US president George Bush said in January 2002 that he was disappointed with Arafat, and suspended the US mediation mission headed by General Anthony Zinni.

Bush’s attitude came after a CIA report on 13 January 2002 said that the agency had become convinced of Arafat’s direct involvement in the controversial shipment of the Karine A, a ship owned by the Palestinians and filled with arms acquired in Iran. The Israelis seized the ship near Gaza on January 3, 2003.

The US and Israel called for “reforms”. Bush wanted a Palestinian leader “not compromised by terror”. Meanwhile, Palestinian factions’ commitment to armed resistance sparked debate among Palestinian politicians and intellectuals on whether armed resistance was serving the cause.

Bush reaffirmed the US’s commitment to Palestinian statehood. The international community made clear its willingness to support Palestinian claims to statehood if the violence stopped, but did not support Israel and the US’s demand for the removal of Arafat.

On 12 March 2002 the UN Security Council passed Resolution 1397, “affirming a vision of a region where two states, Israel and Palestine, live side by side within secure and recognized borders”. The “quartet”— made up of the US, the European Union, Russia, and the UN — endorsed Bush’s vision of a Palestinian state within three years of a ceasefire and meaningful Palestinian reform.

In late February 2003, Israeli sources revealed a paper submitted by the Palestinian authority to Israel. It offered a Palestinian pledge to stop armed operations against Israel in return for the gradual withdrawal of the Israeli army to its pre 28- September 2000 locations.

In late February, Saudi Arabia announced a peace plan by which Israel would withdraw from all occupied Arab land in return for normal ties with all the Arab states and a formal end to the state of war between the Arab nations and Israeli.

The Saudi plan was unanimously endorsed at an Arab League summit in Beirut, Lebanon, on March 28. Hours after the Arab initiative, Israel launched a widespread offensive against Palestinian territories killing and injuring scores of Palestinians.

Israeli forces swept into Ram Allah, and tanks besieged Arafat’s headquarters, destroying large parts of it. Israel has continued to confine Arafat to the building for the past two years.

The Intifada had serious results for both Palestinians and Israelis.
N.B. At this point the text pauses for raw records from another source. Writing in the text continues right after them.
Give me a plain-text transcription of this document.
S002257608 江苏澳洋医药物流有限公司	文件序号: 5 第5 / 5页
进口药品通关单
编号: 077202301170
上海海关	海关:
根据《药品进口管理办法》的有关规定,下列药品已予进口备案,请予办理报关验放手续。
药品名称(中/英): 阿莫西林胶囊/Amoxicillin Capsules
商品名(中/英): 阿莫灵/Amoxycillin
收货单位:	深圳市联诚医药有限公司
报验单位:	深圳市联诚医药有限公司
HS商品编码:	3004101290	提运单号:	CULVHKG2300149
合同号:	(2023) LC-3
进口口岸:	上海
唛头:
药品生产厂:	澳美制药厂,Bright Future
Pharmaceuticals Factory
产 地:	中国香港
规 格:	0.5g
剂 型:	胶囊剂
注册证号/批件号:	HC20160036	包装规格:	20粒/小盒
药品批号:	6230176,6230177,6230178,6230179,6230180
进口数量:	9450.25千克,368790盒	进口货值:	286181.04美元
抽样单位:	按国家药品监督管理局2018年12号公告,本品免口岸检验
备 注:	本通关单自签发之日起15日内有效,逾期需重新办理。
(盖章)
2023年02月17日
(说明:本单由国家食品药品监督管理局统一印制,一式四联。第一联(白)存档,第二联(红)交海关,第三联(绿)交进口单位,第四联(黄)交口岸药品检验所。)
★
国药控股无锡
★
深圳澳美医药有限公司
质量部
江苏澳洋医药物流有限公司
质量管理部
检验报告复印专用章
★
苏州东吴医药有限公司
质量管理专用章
Economic activity among the Palestinians essentially ceased and food supplies suffered after Israel imposed curfews, and banned thousands of Palestinians from working inside Israel.

On the Israeli side, the Palestinian self-sacrifice operations forced the population to live with tighter security and the economy has consequently suffered.

Investments have declined; the gross domestic product per capita decreased to 6% compared with figures for 2000–01; fewer than 400,000 tourists visited Israel in the first half of 2002; and the percentage of unemployed Israelis topped 10%, breaking previous records.

Yet, Israel will continue to receive more than $3 billion from American taxpayers each year, with $2.22 billion of it in military aid alone.